CELA A COMMENCÉ PAR UNE LETTRE ENVOYÉE TRÈS LOIN, là-bas, en Afrique, comme une bouteille jetée à la mer. Il s’agissait de solliciter d’un oncle inconnu un article sur le thème de la frayeur, pour le numéro 9 de Conférence. Je n’avais en tête aucun visage, aucune idée précise ; juste un titre bizarre, Les Yeux de ma chèvre[1] — parce qu’il constitue, avec Sully, un des deux réflexes culturels suscités par mon patronyme. Que fallait- il espérer ? Une réponse est arrivée, chaleureuse, authentique, pleine d’un autre monde. La « frayeur » était une approche de sa mission qui ne satisfaisait pas mon oncle ; c’est au numéro sur la tradition qu’il apporterait sa contribution.

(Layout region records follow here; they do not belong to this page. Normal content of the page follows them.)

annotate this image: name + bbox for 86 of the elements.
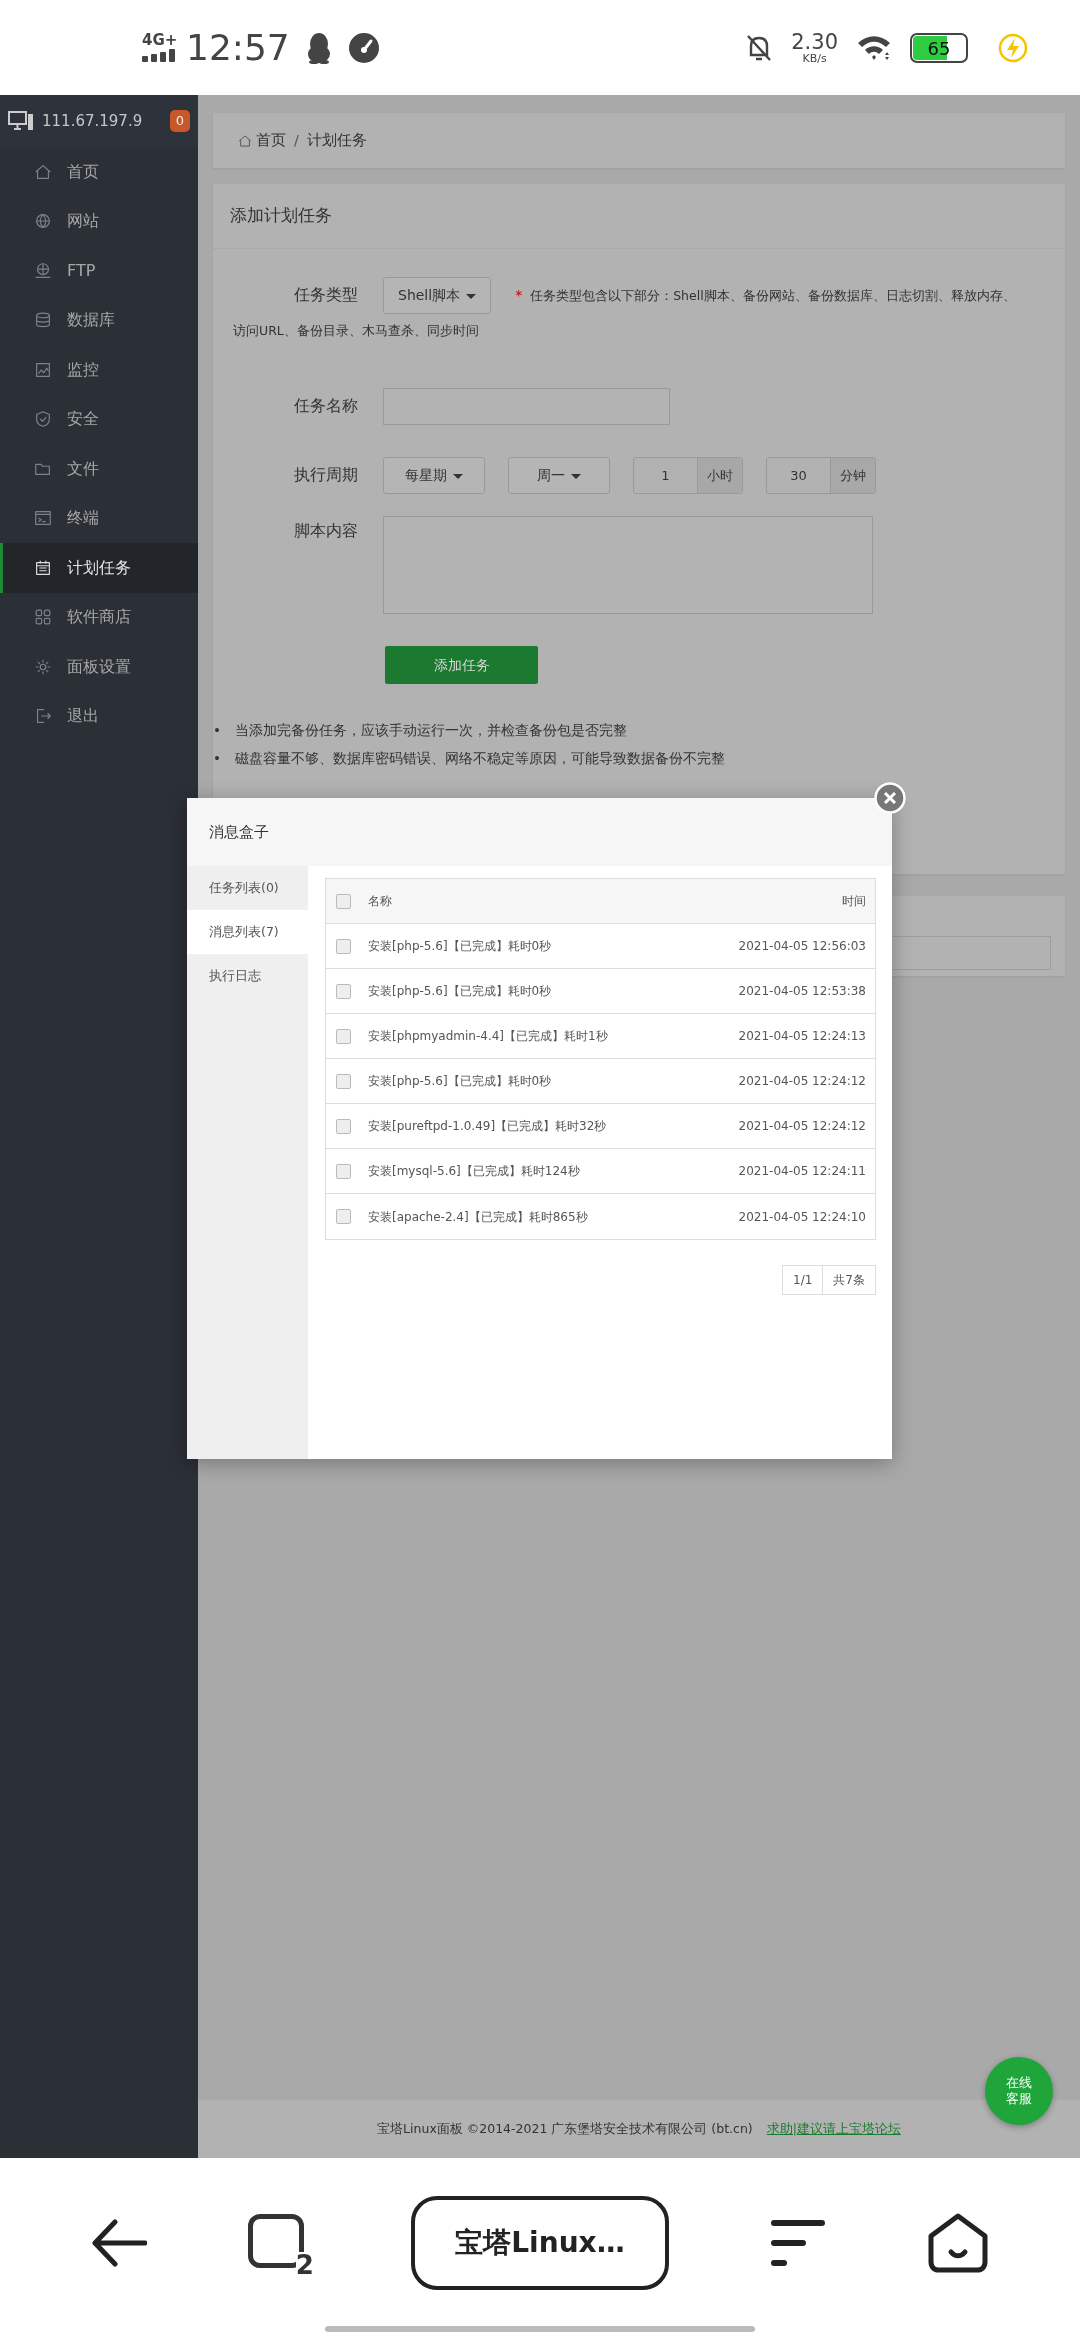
- page-indicator: 1/1: [783, 1266, 824, 1294]
- message-time: 2021-04-05 12:24:10: [738, 1208, 866, 1226]
- breadcrumb-link[interactable]: 首页: [256, 129, 286, 152]
- panel-title: 添加计划任务: [213, 184, 1065, 249]
- message-name: 安装[apache-2.4]【已完成】耗时865秒: [368, 1208, 588, 1226]
- clock-time: 12:57: [186, 25, 290, 70]
- menu-icon[interactable]: [770, 2218, 827, 2268]
- dialog-tab[interactable]: 执行日志: [187, 954, 308, 998]
- home-indicator[interactable]: [325, 2326, 755, 2332]
- row-checkbox[interactable]: [336, 1028, 351, 1044]
- row-checkbox[interactable]: [336, 1209, 351, 1224]
- select-all-checkbox[interactable]: [336, 893, 351, 909]
- sidebar-item[interactable]: 面板设置: [0, 642, 198, 692]
- network-type-label: 4G+: [142, 33, 178, 48]
- message-name: 安装[php-5.6]【已完成】耗时0秒: [368, 938, 552, 955]
- script-textarea[interactable]: [383, 516, 873, 614]
- message-time: 2021-04-05 12:53:38: [738, 983, 866, 1000]
- hour-input[interactable]: 1 小时: [633, 457, 743, 494]
- field-label: 任务类型: [293, 285, 359, 306]
- total-count: 共7条: [832, 1272, 866, 1289]
- add-task-button[interactable]: 添加任务: [385, 646, 538, 684]
- sidebar-item[interactable]: 终端: [0, 493, 198, 543]
- sidebar-item[interactable]: 计划任务: [0, 543, 198, 593]
- row-checkbox[interactable]: [336, 983, 351, 999]
- field-label: 脚本内容: [293, 521, 359, 542]
- field-label: 任务名称: [293, 395, 359, 417]
- message-time: 2021-04-05 12:24:13: [738, 1028, 866, 1045]
- row-checkbox[interactable]: [336, 1118, 351, 1134]
- row-checkbox[interactable]: [336, 938, 351, 954]
- task-type-hint: 任务类型包含以下部分：Shell脚本、备份网站、备份数据库、日志切割、释放内存、: [530, 288, 1016, 303]
- task-name-input[interactable]: [383, 388, 670, 425]
- home-face-icon[interactable]: [927, 2212, 990, 2274]
- sidebar-item[interactable]: 数据库: [0, 295, 198, 345]
- minute-input[interactable]: 30 分钟: [766, 457, 876, 494]
- dialog-title: 消息盒子: [187, 798, 892, 866]
- row-checkbox[interactable]: [336, 1163, 351, 1179]
- message-name: 安装[phpmyadmin-4.4]【已完成】耗时1秒: [368, 1028, 608, 1045]
- notification-count: 0: [169, 110, 190, 132]
- sidebar-item[interactable]: 文件: [0, 444, 198, 494]
- required-mark: *: [515, 287, 523, 303]
- message-name: 安装[pureftpd-1.0.49]【已完成】耗时32秒: [368, 1118, 607, 1135]
- monitor-icon: [8, 111, 34, 131]
- sidebar-item[interactable]: 网站: [0, 196, 198, 246]
- dialog-tab[interactable]: 消息列表(7): [187, 910, 308, 954]
- back-arrow-icon[interactable]: [90, 2218, 147, 2268]
- row-checkbox[interactable]: [336, 1073, 351, 1089]
- charging-icon: [998, 32, 1028, 63]
- copyright-text: 宝塔Linux面板 ©2014-2021 广东堡塔安全技术有限公司 (bt.cn): [377, 2119, 753, 2138]
- period-dropdown[interactable]: 每星期: [383, 457, 485, 494]
- message-time: 2021-04-05 12:24:11: [738, 1163, 866, 1180]
- message-time: 2021-04-05 12:56:03: [738, 938, 866, 955]
- sidebar-item[interactable]: 安全: [0, 394, 198, 444]
- note-text: 磁盘容量不够、数据库密码错误、网络不稳定等原因，可能导致数据备份不完整: [234, 749, 725, 768]
- server-ip: 111.67.197.9: [42, 110, 143, 132]
- sidebar-item[interactable]: 软件商店: [0, 592, 198, 642]
- bullet-mark: •: [213, 749, 221, 768]
- message-name: 安装[mysql-5.6]【已完成】耗时124秒: [368, 1163, 580, 1180]
- house-icon: [237, 132, 253, 149]
- message-time: 2021-04-05 12:24:12: [738, 1118, 866, 1135]
- breadcrumb-separator: /: [294, 130, 299, 150]
- column-header: 名称: [368, 893, 392, 910]
- message-name: 安装[php-5.6]【已完成】耗时0秒: [368, 1073, 552, 1090]
- note-text: 当添加完备份任务，应该手动运行一次，并检查备份包是否完整: [234, 721, 627, 740]
- penguin-icon: [305, 31, 332, 64]
- message-time: 2021-04-05 12:24:12: [738, 1073, 866, 1090]
- task-type-hint: 访问URL、备份目录、木马查杀、同步时间: [233, 323, 479, 338]
- speed-unit: KB/s: [802, 52, 827, 64]
- network-globe-icon: [33, 260, 53, 281]
- message-name: 安装[php-5.6]【已完成】耗时0秒: [368, 983, 552, 1000]
- task-type-dropdown[interactable]: Shell脚本: [383, 277, 492, 314]
- dialog-tab[interactable]: 任务列表(0): [187, 866, 308, 910]
- speedometer-icon: [347, 31, 380, 64]
- sidebar-item[interactable]: 退出: [0, 691, 198, 741]
- shield-check-icon: [33, 409, 53, 430]
- column-header: 时间: [842, 893, 866, 910]
- sidebar-item[interactable]: FTP: [0, 246, 198, 296]
- field-label: 执行周期: [293, 464, 359, 486]
- signal-icon: [142, 48, 178, 62]
- breadcrumb-current: 计划任务: [306, 130, 367, 150]
- bullet-mark: •: [213, 721, 221, 740]
- weekday-dropdown[interactable]: 周一: [508, 457, 610, 494]
- page-title-pill[interactable]: 宝塔Linux…: [410, 2196, 669, 2290]
- wifi-icon: [856, 33, 892, 62]
- net-speed: 2.30: [791, 31, 838, 53]
- sidebar-item[interactable]: 监控: [0, 345, 198, 395]
- sidebar-item[interactable]: 首页: [0, 147, 198, 197]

La première rencontre eut lieu dans le cadre très rural d’une église charentaise, pour bénir le mariage de ce neveu dont il venait avec joie de découvrir l’existence par le biais d’une coopération littéraire inattendue. Les liens ne devaient pas cesser de se tisser.
[1]Éric de Rosny, Les Yeux de ma chèvre. Sur les pas des maîtres de la nuit en pays douala (Cameroun), Paris, Plon, coll.Terre humaine, 1981.